I finally got over to The Public Theater and caught Mike Daisey’s new monologue, The Agony and Ecstasy of Steve Jobs. The monologue alternates between the life of Steve Jobs and Mike’s own experience visiting the Foxconn factories in Shenzhen, China. He reveals how he pretended to be an American businessman to gain access and observe the atrocities, including child labor, 12-15 hour work days, and nets surrounding the buildings to catch workers attempting suicide. It’s a harrowing tale, and you should check it out before it closes on December 4th. If you’re a user of technology, it will change the way you think about, well…almost everything.
A few days after I saw Mike’s show, I discovered Brad Pitt making this statement about the Occupy Wall Street movement:
“If we were inventing the automobile today, would we invent it on a system that relies on a finite fuel source that pollutes the environment and we have to fight wars for to protect…? It makes no sense for us today. We would develop it like our laptops and our iPads. So, to start questioning…and I think what you’re seeing in America is questioning a system that has not served us very well…” – Brad Pitt
Clearly, Mr. Pitt does not know how companies make our laptops and iPads. Nor do the majority of Americans. As a country, we take and take, but we rarely ask “where is this coming from?” Mike’s monologue not only challenges us to ask this important question, but it further implores us to examine this meme he’s placed in our minds and do something about it.
As part of Mike’s show, I received a sheet of paper suggesting ways I can make a difference. I’ve done these. I’ve written Apple CEO Tim Cook and asked him to consider shifting how Apple creates its products. I’m waiting until my current mobile device is literally on the precipice of death and my contract with my wireless phone company lapses before buying a new device. This way, I pay as little to these corporations as possible and I minimize the hype surrounding the devices. I’ve educated myself, and I’m telling you. Look beyond the face of your mobile device or computer and try to see the thousands of faces of abused humans who created them.
Mr. Pitt is right about one thing. The Occupy Movement that started down at Occupy Wall Street questions and confronts injustices and imbalances in our system.
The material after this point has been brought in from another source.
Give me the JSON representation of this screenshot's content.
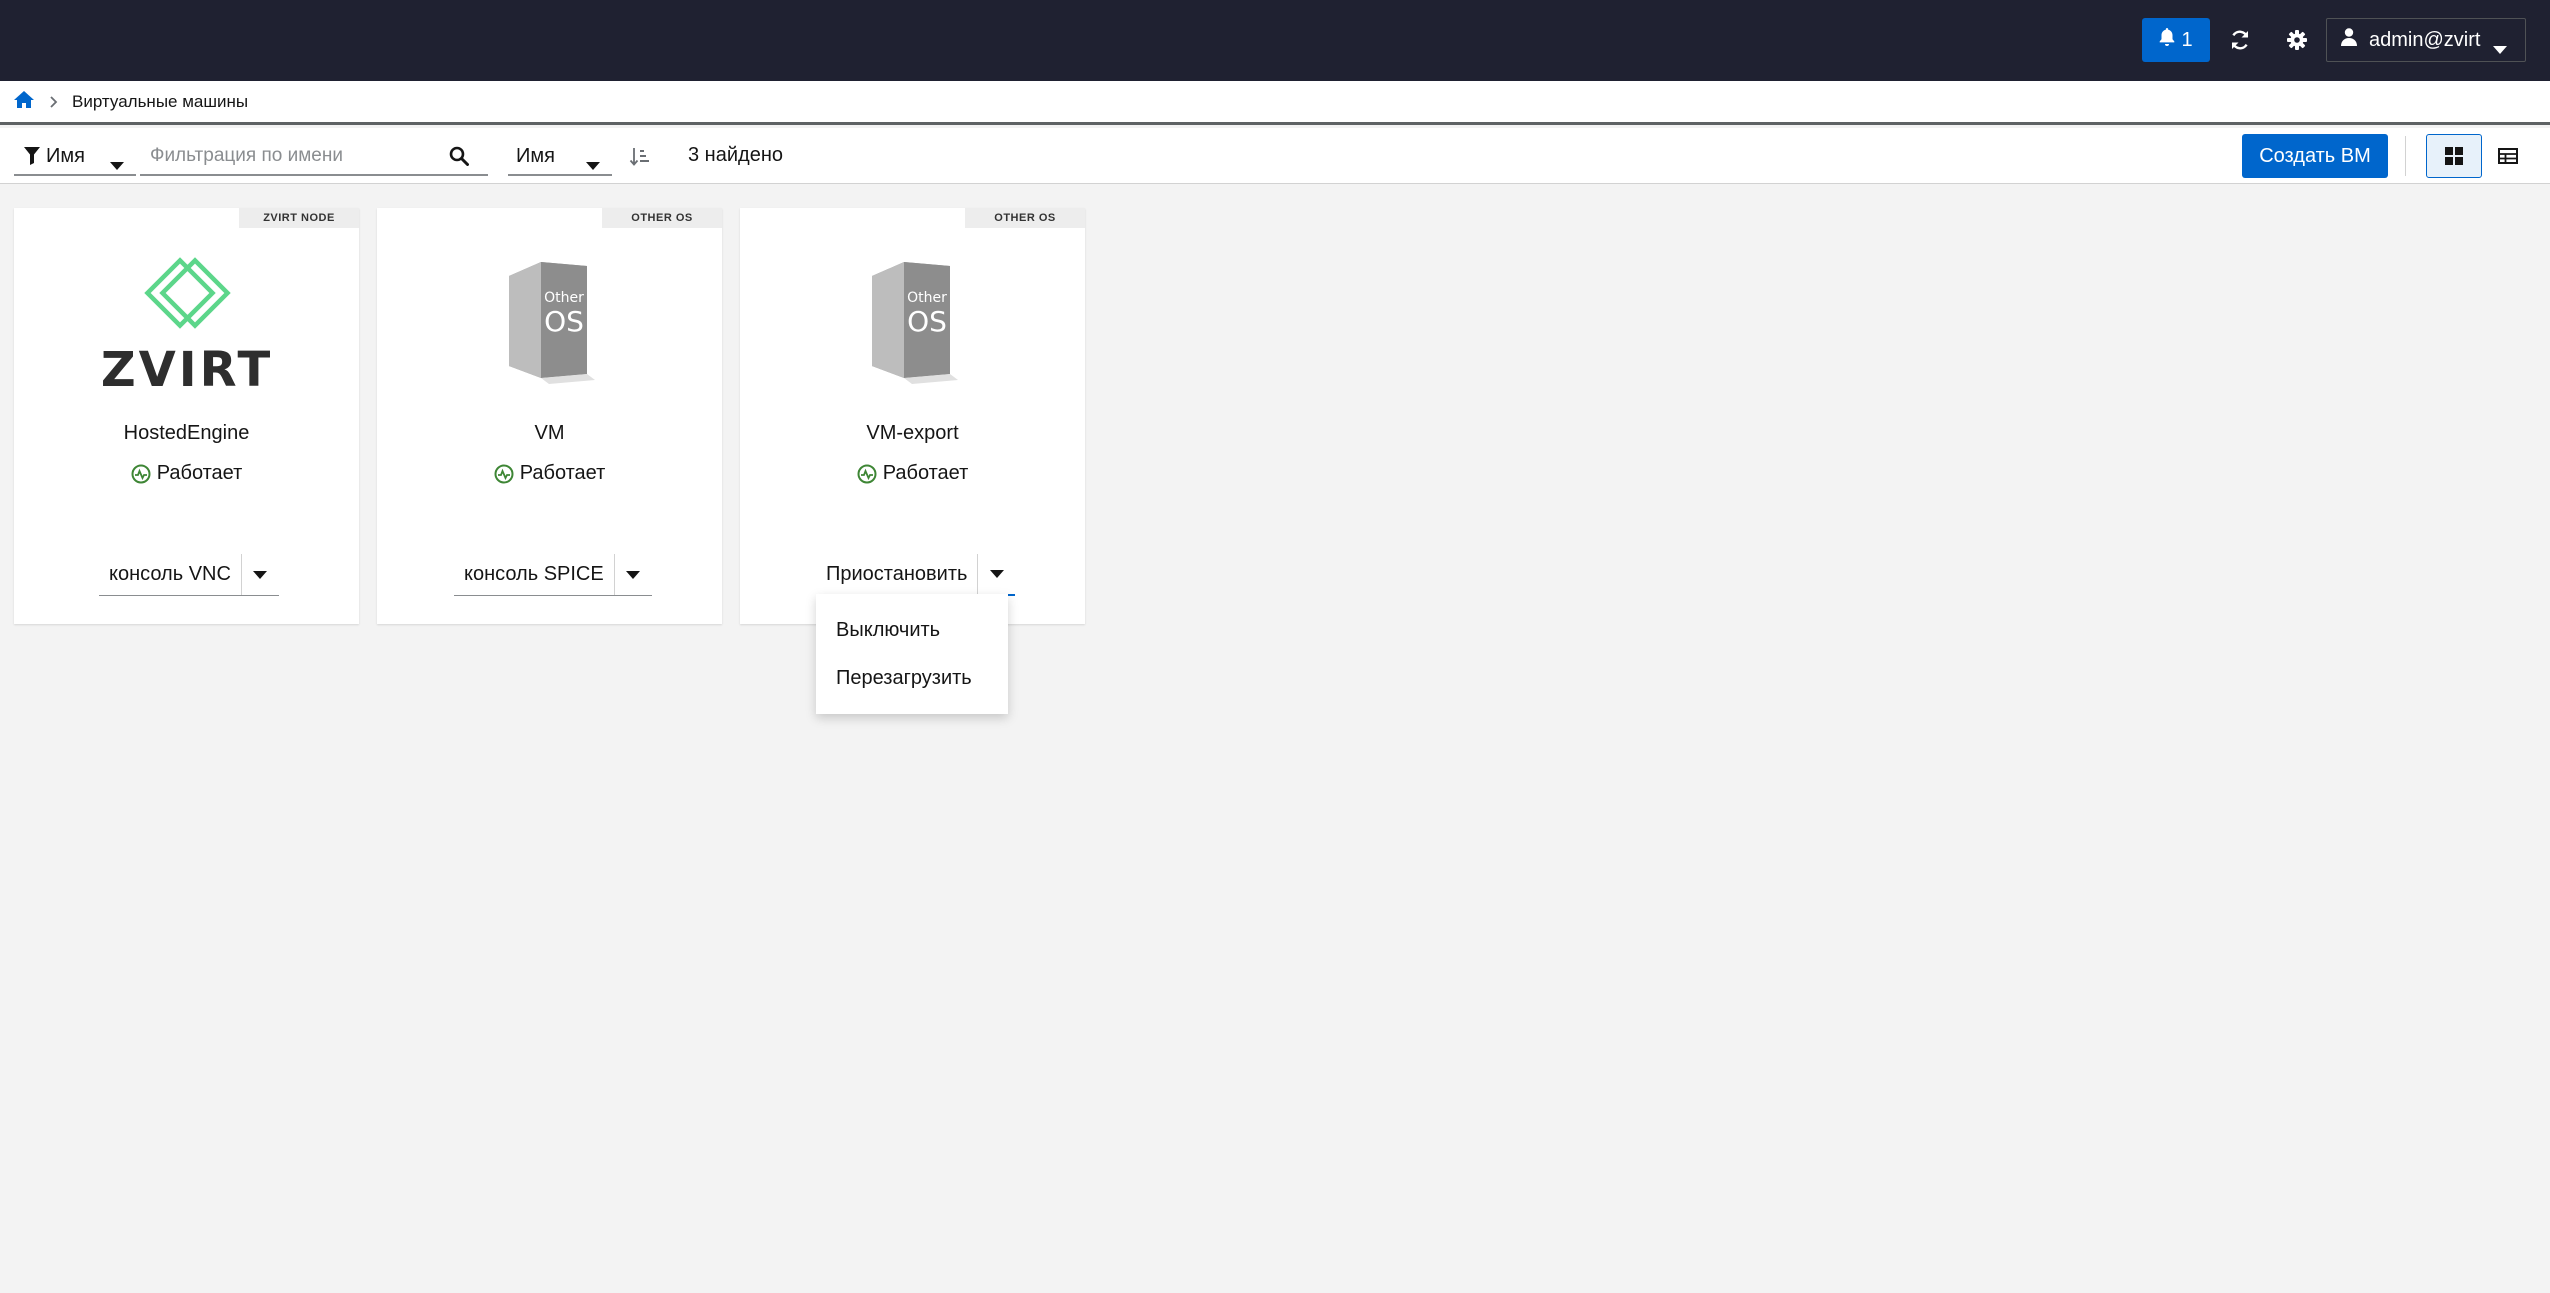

In light of yesterday’s eviction from Zuccatti Park, I’d like to propose a new place to occupy:
Tim Cook’s email box.
This technology is here to stay, but the horrors of Foxconn and other technology producing companies don’t have to. I implore you to look at what Mike shared with me below and find out for yourself.
WHAT HAPPENS NEXT?
That lies in your hands. If you choose not to ignore what you’ve learned tonight, here are some concrete steps you can take.
You Can Speak To Apple
Apple’s new CEO is Tim Cook, and his email address is tcook@apple.com. He receives email sent here, and he and others at Apple sometimes respond. Don’t abuse this email address. Please be firm, polite, resolute, and clearheaded. Cook made his name at Apple by establishing Apple’s supply chain in Southern China as it exists today – everything you’ve heard about tonight springs from initiatives he spearheaded in his years as Apple’s COO. You can expect him to tell you about Apple’s Supplier Responsibility Report, a document written without any independent verification or oversight whose accuracy has been contested by a number of human rights organizations. Ask Cook to take the lead – Apple could be the first electronics manufacturer to allow independent, outside verification of working conditions in factories. They could reform, and in doing so begin a revolution in working conditions for millions of people.
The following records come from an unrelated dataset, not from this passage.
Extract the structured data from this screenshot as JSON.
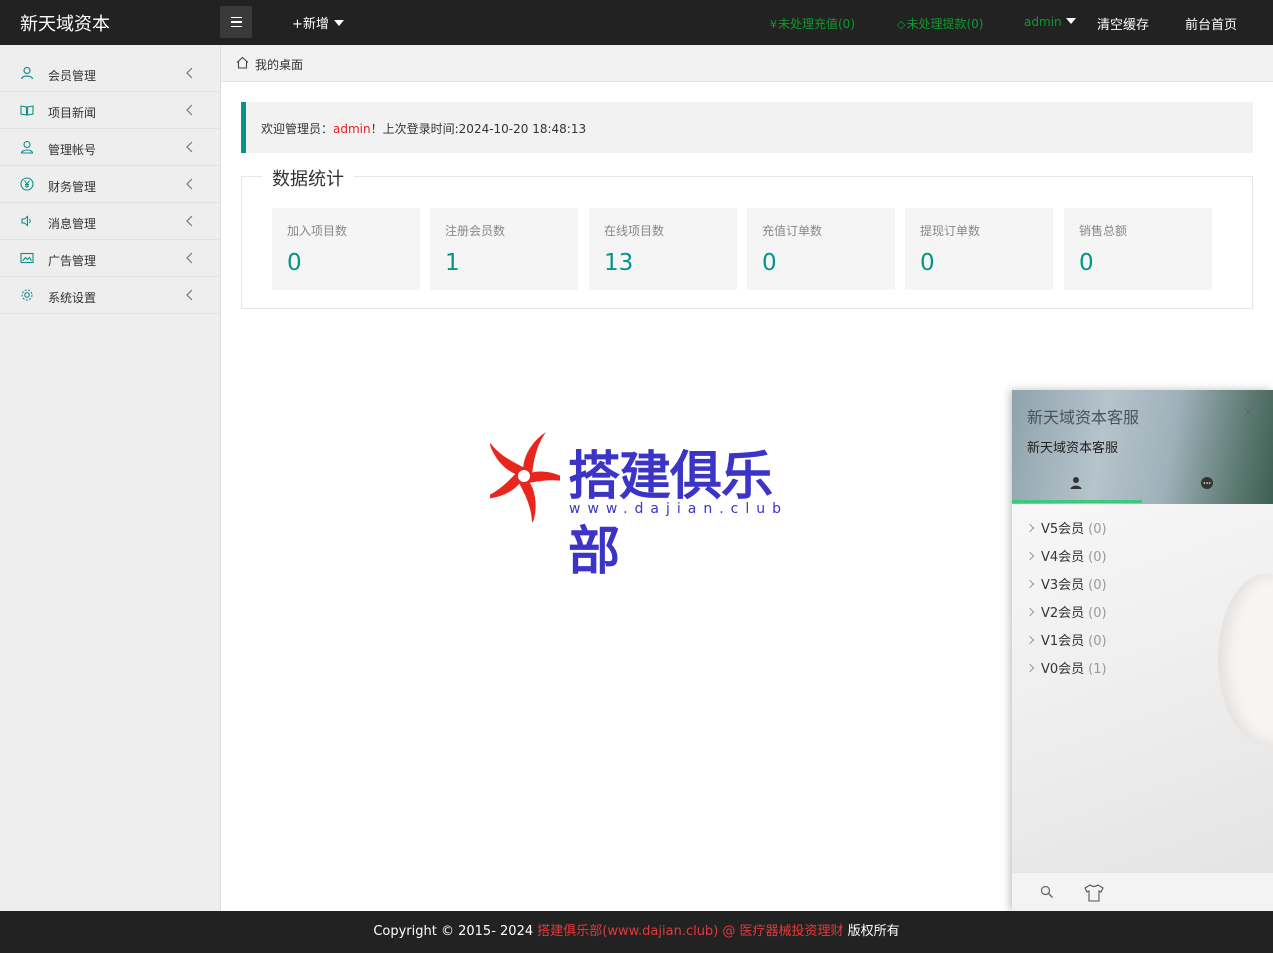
{
  "header": {
    "logo": "新天域资本",
    "add_new": "+新增",
    "pending_recharge": "未处理充值(0)",
    "pending_withdraw": "未处理提款(0)",
    "admin": "admin",
    "clear_cache": "清空缓存",
    "frontend_home": "前台首页"
  },
  "sidebar": {
    "items": [
      {
        "label": "会员管理",
        "icon": "user-icon"
      },
      {
        "label": "项目新闻",
        "icon": "book-icon"
      },
      {
        "label": "管理帐号",
        "icon": "user-outline-icon"
      },
      {
        "label": "财务管理",
        "icon": "yen-icon"
      },
      {
        "label": "消息管理",
        "icon": "speaker-icon"
      },
      {
        "label": "广告管理",
        "icon": "image-icon"
      },
      {
        "label": "系统设置",
        "icon": "gear-icon"
      }
    ]
  },
  "breadcrumb": {
    "current": "我的桌面"
  },
  "welcome": {
    "prefix": "欢迎管理员：",
    "user": "admin",
    "suffix": "！上次登录时间:2024-10-20 18:48:13"
  },
  "stats": {
    "legend": "数据统计",
    "cards": [
      {
        "label": "加入项目数",
        "value": "0"
      },
      {
        "label": "注册会员数",
        "value": "1"
      },
      {
        "label": "在线项目数",
        "value": "13"
      },
      {
        "label": "充值订单数",
        "value": "0"
      },
      {
        "label": "提现订单数",
        "value": "0"
      },
      {
        "label": "销售总额",
        "value": "0"
      }
    ]
  },
  "watermark": {
    "title": "搭建俱乐部",
    "url": "www.dajian.club"
  },
  "chat": {
    "title": "新天域资本客服",
    "subtitle": "新天域资本客服",
    "close": "×",
    "groups": [
      {
        "name": "V5会员",
        "count": "(0)"
      },
      {
        "name": "V4会员",
        "count": "(0)"
      },
      {
        "name": "V3会员",
        "count": "(0)"
      },
      {
        "name": "V2会员",
        "count": "(0)"
      },
      {
        "name": "V1会员",
        "count": "(0)"
      },
      {
        "name": "V0会员",
        "count": "(1)"
      }
    ]
  },
  "footer": {
    "prefix": "Copyright © 2015- 2024 ",
    "link": "搭建俱乐部(www.dajian.club) @ 医疗器械投资理财",
    "suffix": " 版权所有"
  },
  "colors": {
    "header_bg": "#222222",
    "accent": "#009688",
    "nav_green": "#0e9a2d",
    "brand_blue": "#3b34c7",
    "brand_red": "#e52222"
  }
}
You Can Think Different About Upgrading
When Apple releases their next amazing device, you can ask yourself if you really need to upgrade immediately. Instead of pumping money and support into the electronics industries, you can step back and try to only upgrade when it is truly needed, and drain some of the mania out of our endless upgrade cycle. Choosing not to participate is not only ethically defensible, but economically sensible—we pay huge premiums to buy brand-new technology at the moment it is released, and for many users it would save money if they weighed the human cost of each piece of technology, and became more stringent in their purchasing. You can push back.
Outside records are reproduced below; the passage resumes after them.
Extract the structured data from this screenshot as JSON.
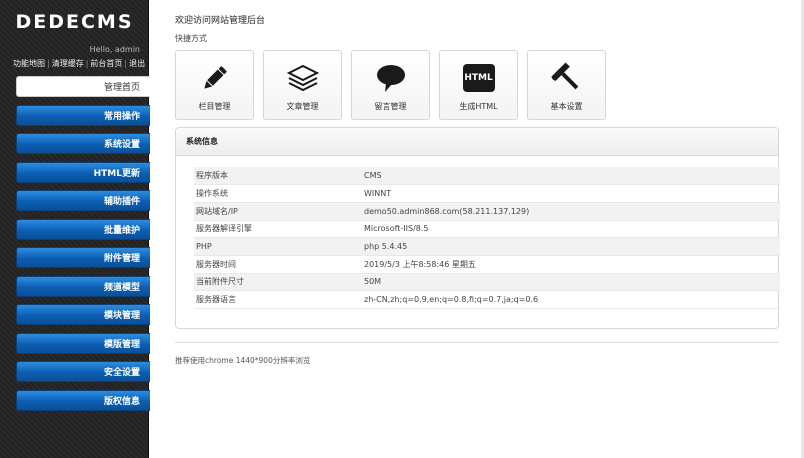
{
  "sidebar": {
    "logo": "DEDECMS",
    "greeting": "Hello, admin",
    "top_links": [
      "功能地图",
      "清理缓存",
      "前台首页",
      "退出"
    ],
    "top_links_sep": "|",
    "nav": [
      {
        "label": "管理首页",
        "active": true
      },
      {
        "label": "常用操作"
      },
      {
        "label": "系统设置"
      },
      {
        "label": "HTML更新"
      },
      {
        "label": "辅助插件"
      },
      {
        "label": "批量维护"
      },
      {
        "label": "附件管理"
      },
      {
        "label": "频道模型"
      },
      {
        "label": "模块管理"
      },
      {
        "label": "模版管理"
      },
      {
        "label": "安全设置"
      },
      {
        "label": "版权信息"
      }
    ],
    "accent_color": "#0b5fb4"
  },
  "main": {
    "welcome": "欢迎访问网站管理后台",
    "quick_label": "快捷方式",
    "quick": [
      {
        "label": "栏目管理",
        "icon": "pencil-icon"
      },
      {
        "label": "文章管理",
        "icon": "stack-icon"
      },
      {
        "label": "留言管理",
        "icon": "speech-bubble-icon"
      },
      {
        "label": "生成HTML",
        "icon": "html-icon",
        "icon_text": "HTML"
      },
      {
        "label": "基本设置",
        "icon": "hammer-icon"
      }
    ],
    "panel": {
      "title": "系统信息",
      "rows": [
        {
          "k": "程序版本",
          "v": "CMS"
        },
        {
          "k": "操作系统",
          "v": "WINNT"
        },
        {
          "k": "网站域名/IP",
          "v": "demo50.admin868.com(58.211.137.129)"
        },
        {
          "k": "服务器解译引擎",
          "v": "Microsoft-IIS/8.5"
        },
        {
          "k": "PHP",
          "v": "php 5.4.45"
        },
        {
          "k": "服务器时间",
          "v": "2019/5/3 上午8:58:46 星期五"
        },
        {
          "k": "当前附件尺寸",
          "v": "50M"
        },
        {
          "k": "服务器语言",
          "v": "zh-CN,zh;q=0.9,en;q=0.8,fi;q=0.7,ja;q=0.6"
        }
      ]
    },
    "footer": "推荐使用chrome 1440*900分辨率浏览"
  }
}
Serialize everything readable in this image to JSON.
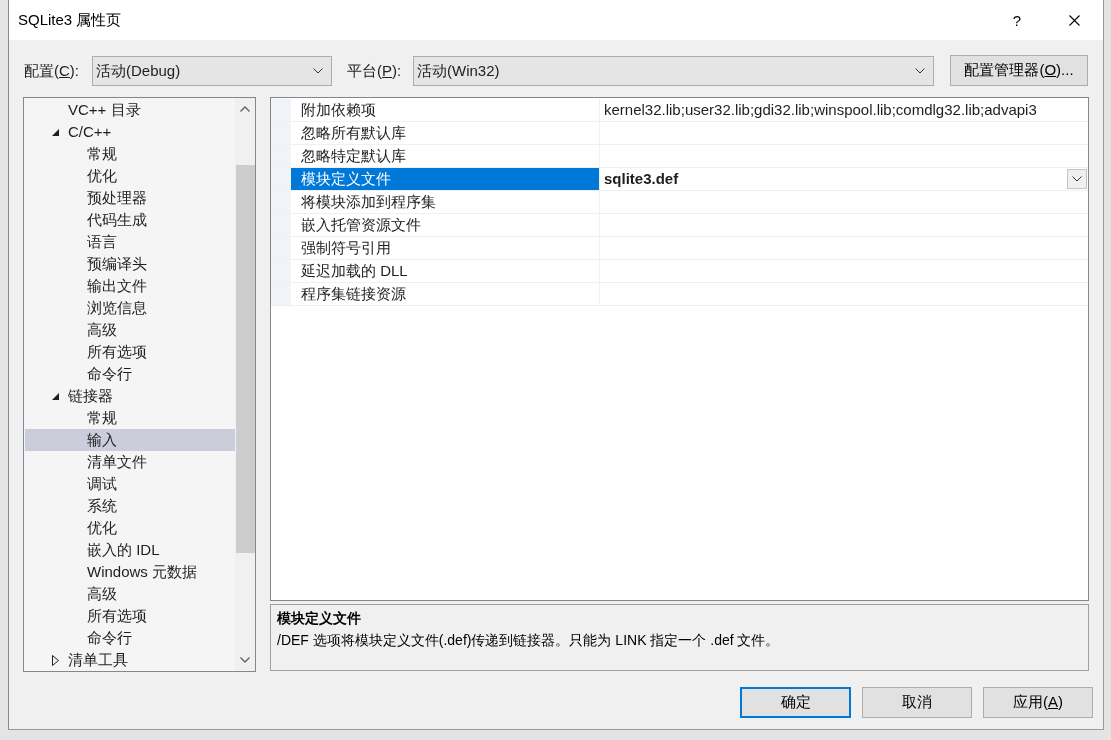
{
  "window": {
    "title": "SQLite3 属性页",
    "help": "?"
  },
  "config_bar": {
    "configuration": {
      "label": [
        "配置(",
        "C",
        "):"
      ],
      "value": "活动(Debug)"
    },
    "platform": {
      "label": [
        "平台(",
        "P",
        "):"
      ],
      "value": "活动(Win32)"
    },
    "manager_button": {
      "label": [
        "配置管理器(",
        "O",
        ")..."
      ]
    }
  },
  "tree": {
    "items": [
      {
        "kind": "leaf",
        "label": "VC++ 目录",
        "selected": false
      },
      {
        "kind": "group",
        "label": "C/C++",
        "expanded": true,
        "selected": false,
        "children": [
          {
            "kind": "leaf",
            "label": "常规",
            "selected": false
          },
          {
            "kind": "leaf",
            "label": "优化",
            "selected": false
          },
          {
            "kind": "leaf",
            "label": "预处理器",
            "selected": false
          },
          {
            "kind": "leaf",
            "label": "代码生成",
            "selected": false
          },
          {
            "kind": "leaf",
            "label": "语言",
            "selected": false
          },
          {
            "kind": "leaf",
            "label": "预编译头",
            "selected": false
          },
          {
            "kind": "leaf",
            "label": "输出文件",
            "selected": false
          },
          {
            "kind": "leaf",
            "label": "浏览信息",
            "selected": false
          },
          {
            "kind": "leaf",
            "label": "高级",
            "selected": false
          },
          {
            "kind": "leaf",
            "label": "所有选项",
            "selected": false
          },
          {
            "kind": "leaf",
            "label": "命令行",
            "selected": false
          }
        ]
      },
      {
        "kind": "group",
        "label": "链接器",
        "expanded": true,
        "selected": false,
        "children": [
          {
            "kind": "leaf",
            "label": "常规",
            "selected": false
          },
          {
            "kind": "leaf",
            "label": "输入",
            "selected": true
          },
          {
            "kind": "leaf",
            "label": "清单文件",
            "selected": false
          },
          {
            "kind": "leaf",
            "label": "调试",
            "selected": false
          },
          {
            "kind": "leaf",
            "label": "系统",
            "selected": false
          },
          {
            "kind": "leaf",
            "label": "优化",
            "selected": false
          },
          {
            "kind": "leaf",
            "label": "嵌入的 IDL",
            "selected": false
          },
          {
            "kind": "leaf",
            "label": "Windows 元数据",
            "selected": false
          },
          {
            "kind": "leaf",
            "label": "高级",
            "selected": false
          },
          {
            "kind": "leaf",
            "label": "所有选项",
            "selected": false
          },
          {
            "kind": "leaf",
            "label": "命令行",
            "selected": false
          }
        ]
      },
      {
        "kind": "group",
        "label": "清单工具",
        "expanded": false,
        "selected": false
      }
    ]
  },
  "property_grid": {
    "rows": [
      {
        "name": "附加依赖项",
        "selected": false,
        "value": {
          "text": "kernel32.lib;user32.lib;gdi32.lib;winspool.lib;comdlg32.lib;advapi3",
          "modified": false
        }
      },
      {
        "name": "忽略所有默认库",
        "selected": false
      },
      {
        "name": "忽略特定默认库",
        "selected": false
      },
      {
        "name": "模块定义文件",
        "selected": true,
        "value": {
          "text": "sqlite3.def",
          "modified": true
        }
      },
      {
        "name": "将模块添加到程序集",
        "selected": false
      },
      {
        "name": "嵌入托管资源文件",
        "selected": false
      },
      {
        "name": "强制符号引用",
        "selected": false
      },
      {
        "name": "延迟加载的 DLL",
        "selected": false
      },
      {
        "name": "程序集链接资源",
        "selected": false
      }
    ]
  },
  "description": {
    "title": "模块定义文件",
    "text": "/DEF 选项将模块定义文件(.def)传递到链接器。只能为 LINK 指定一个 .def 文件。"
  },
  "buttons": [
    {
      "label": "确定",
      "default": true
    },
    {
      "label": "取消",
      "default": false
    },
    {
      "label": [
        "应用(",
        "A",
        ")"
      ],
      "default": false
    }
  ]
}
You Can Connect and Educate Yourself
Like the beginnings of many movements, awareness counts. Making people aware of labor conditions in China, and the systems we’ve created to feed it, is an ongoing process. Organizations like China Labor Watch (chinalaborwatch.org) and SACOM (sacom.hk) work to track and hold accountable our largest corporations which routinely abuse, poison, and exploit China’s people to make electronics. Apple is hardly alone—every major electronics manufacturer uses the same inhumane labor practices in the creation of their products. We are advocating for pressuring Apple specifically because they are industry leaders, but some may wish to call Nokia, Dell, Samsung, LG, Motorola and others.
You Can Tell Others
This is a monologue—a single voice telling a story of a single experience. But if I have opened a door for you, consider opening a door for others. We do not like to think about our relationship with China and the true cost of our labor, but that silence can only exist if we are complicit with it. Talking about it, thinking about it when making purchasing decisions, and understanding it is not just symbolic. In world of silence, speaking itself is action. It can be the first seeds of actual change. Do not be afraid to plant them.